John scuttled away from him, like a crab on the run. “They said they just wanted to know where she was. They don’t want to hurt her. They said she might be working with a competitor or something like that. They want her to stop. That’s the message. Stop. I’m sorry, but do you know how expensive it is to get divorced? Maybe you should’ve let me take the house, Ani.”
Finally, finally , she managed to speak. “Just go, John. Go away.”
Gil took another menacing step in his direction.
“Back off, bodyguard.” John bent to pick up the travel bag he’d dropped when he first showed up. “Going for brawn, not brains this time, Ani?”

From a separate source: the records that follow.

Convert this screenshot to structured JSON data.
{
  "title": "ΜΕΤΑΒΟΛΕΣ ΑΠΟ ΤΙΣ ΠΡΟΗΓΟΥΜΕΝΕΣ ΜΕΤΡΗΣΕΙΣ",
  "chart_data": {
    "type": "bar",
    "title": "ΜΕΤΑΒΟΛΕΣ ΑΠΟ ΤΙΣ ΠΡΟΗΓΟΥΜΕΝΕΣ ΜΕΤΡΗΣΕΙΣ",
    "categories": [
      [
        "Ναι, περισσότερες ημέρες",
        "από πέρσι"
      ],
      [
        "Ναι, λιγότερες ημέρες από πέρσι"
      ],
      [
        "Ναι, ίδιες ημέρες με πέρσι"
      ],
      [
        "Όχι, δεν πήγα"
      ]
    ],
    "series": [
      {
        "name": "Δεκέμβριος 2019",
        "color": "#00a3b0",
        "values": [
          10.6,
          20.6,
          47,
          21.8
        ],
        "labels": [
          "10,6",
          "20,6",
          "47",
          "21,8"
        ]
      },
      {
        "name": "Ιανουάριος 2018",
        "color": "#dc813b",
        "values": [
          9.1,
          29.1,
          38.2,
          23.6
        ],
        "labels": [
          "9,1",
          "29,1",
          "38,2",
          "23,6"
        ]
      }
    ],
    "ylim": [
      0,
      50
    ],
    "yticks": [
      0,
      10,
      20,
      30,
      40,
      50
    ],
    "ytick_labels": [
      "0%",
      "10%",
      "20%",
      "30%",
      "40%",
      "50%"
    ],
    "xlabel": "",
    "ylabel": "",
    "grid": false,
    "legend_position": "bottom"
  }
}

She didn’t answer, refusing to take his bait. John and his white denim jacket and his slip-on sneakers headed for the door. He turned back for one last word, one that held no mockery, just deadly serious warning. “Stay safe, Ani. Be careful. I actually want you to be okay, whether you believe me or not. You still mean a lot to me.”
The door clicked shut behind him. So many emotions ran through her that she couldn’t make sense of them all. She did what any grown woman would do after an encounter with their ex. She reached for the nearest couch pillow, flung it at the door with all her might, then burst into tears.